In 2019, she released her first cookbook, Midnight Chicken (& Other Recipes Worth Living For) (Buy It, $18, amazon.com). “Coming up with the recipes in this book helped me fall back in love with the world,” she says.
In the process, the 27-year-old took on a new understanding of—and appreciation for—creating a good meal. “For me, cooking means home and safety,” she says. “It’s about the people I have loved. Writing about eating is writing about living.” Here, the author talks about its therapeutic power and her secret tips in the kitchen. (Related: How Teaching Myself to Cook Changed My Relationship with Food)

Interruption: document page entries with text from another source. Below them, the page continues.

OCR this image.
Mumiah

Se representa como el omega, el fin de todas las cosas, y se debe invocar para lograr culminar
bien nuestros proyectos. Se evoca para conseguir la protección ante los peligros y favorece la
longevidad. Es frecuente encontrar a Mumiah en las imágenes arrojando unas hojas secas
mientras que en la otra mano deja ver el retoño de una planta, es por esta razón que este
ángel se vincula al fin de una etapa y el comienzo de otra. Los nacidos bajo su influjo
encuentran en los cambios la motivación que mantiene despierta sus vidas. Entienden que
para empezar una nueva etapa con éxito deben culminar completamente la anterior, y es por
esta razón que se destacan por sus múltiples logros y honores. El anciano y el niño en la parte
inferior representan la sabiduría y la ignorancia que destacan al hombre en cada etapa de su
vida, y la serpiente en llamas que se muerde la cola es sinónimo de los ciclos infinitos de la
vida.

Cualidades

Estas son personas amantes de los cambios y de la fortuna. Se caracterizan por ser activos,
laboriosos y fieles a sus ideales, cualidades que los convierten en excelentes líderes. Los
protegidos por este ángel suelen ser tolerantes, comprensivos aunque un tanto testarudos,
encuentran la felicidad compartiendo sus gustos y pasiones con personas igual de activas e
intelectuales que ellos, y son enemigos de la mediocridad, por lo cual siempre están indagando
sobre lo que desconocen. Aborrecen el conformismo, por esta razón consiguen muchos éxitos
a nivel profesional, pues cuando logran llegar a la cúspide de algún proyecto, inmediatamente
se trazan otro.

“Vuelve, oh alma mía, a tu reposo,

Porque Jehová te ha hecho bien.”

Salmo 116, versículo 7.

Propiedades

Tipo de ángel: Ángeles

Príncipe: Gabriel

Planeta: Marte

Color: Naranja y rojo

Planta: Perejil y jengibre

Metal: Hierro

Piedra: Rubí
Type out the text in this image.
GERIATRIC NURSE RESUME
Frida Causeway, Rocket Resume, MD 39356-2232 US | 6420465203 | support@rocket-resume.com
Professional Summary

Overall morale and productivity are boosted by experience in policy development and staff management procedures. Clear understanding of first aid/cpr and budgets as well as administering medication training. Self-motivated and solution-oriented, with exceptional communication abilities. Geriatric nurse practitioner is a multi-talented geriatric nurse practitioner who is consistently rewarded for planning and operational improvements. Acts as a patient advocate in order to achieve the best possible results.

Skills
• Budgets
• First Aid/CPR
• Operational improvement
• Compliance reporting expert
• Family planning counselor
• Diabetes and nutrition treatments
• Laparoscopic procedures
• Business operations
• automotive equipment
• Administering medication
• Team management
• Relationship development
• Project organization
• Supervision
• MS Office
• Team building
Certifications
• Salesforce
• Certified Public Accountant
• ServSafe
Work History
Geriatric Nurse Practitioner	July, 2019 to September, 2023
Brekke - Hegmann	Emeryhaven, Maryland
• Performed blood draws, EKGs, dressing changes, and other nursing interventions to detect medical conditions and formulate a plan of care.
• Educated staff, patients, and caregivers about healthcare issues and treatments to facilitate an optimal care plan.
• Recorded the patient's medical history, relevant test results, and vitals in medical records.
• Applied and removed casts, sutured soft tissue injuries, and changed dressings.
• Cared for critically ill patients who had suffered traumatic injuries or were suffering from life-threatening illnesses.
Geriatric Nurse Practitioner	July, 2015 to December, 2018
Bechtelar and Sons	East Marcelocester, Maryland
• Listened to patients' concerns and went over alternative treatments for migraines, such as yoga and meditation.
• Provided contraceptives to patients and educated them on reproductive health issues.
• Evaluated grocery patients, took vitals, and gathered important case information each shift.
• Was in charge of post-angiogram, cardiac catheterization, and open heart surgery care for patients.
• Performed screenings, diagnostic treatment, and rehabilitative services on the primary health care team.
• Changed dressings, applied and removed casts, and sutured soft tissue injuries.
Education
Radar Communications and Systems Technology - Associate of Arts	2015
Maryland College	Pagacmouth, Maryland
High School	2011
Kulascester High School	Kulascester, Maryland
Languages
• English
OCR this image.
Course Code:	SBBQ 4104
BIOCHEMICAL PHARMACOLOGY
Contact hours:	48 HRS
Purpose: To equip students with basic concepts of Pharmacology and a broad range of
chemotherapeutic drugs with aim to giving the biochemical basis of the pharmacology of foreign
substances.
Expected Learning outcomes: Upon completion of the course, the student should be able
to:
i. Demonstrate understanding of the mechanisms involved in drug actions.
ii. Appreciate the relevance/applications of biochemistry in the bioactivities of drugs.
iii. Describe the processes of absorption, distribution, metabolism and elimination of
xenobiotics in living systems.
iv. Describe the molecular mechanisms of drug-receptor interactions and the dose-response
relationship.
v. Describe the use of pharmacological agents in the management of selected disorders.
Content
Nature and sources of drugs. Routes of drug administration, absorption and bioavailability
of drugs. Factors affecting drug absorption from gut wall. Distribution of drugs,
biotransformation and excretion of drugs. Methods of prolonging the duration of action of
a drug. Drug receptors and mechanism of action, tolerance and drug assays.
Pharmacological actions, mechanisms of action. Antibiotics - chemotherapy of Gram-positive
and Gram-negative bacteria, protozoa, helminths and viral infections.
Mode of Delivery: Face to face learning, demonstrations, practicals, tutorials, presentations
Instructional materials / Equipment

You say you need to cook. Why?
“I get stressed if I don’t. I text my flatmate and say, ‘Give me two words.’ And she’ll text back ‘Italian’ and ‘peppers,’ and I’ll think of a dinner that has those things in it. It’s like being able to give her a present.” (You can also make cooking a little more exciting with these hacks.)
Emotional eating: good or bad?
“If you’re doing it right, eating is always emotional. You should think, What do I really want to eat? Frequently, I want a head of broccoli. I parboil it and then stir-fry it with anchovies and garlic, and it ’s the most delicious thing. Turkish eggs are my favorite breakfast.”
What does cooking do for you?
“As someone who’s anxious, I’m looking for certainty. With cooking, there are immutable, physical laws. You can be creative within those boundaries. Cooking gives me confidence that’s very difficult to find in other areas of my life.”
What’s your favorite ingredient?
“Butter. It’s the heart of baking. And it gives this lovely richness to so many savory things. I once heard a food writer describe his wife as more butter than toast. I aspire to that.” (ICYMI, butter shouldn't be enemy No. 1. in the kitchen)
The best tip you’ve learned?
“Put a teaspoon of miso in chocolate chip cookies. It adds saltiness and depth. My cookies were quite good before, but now they’re incredible.”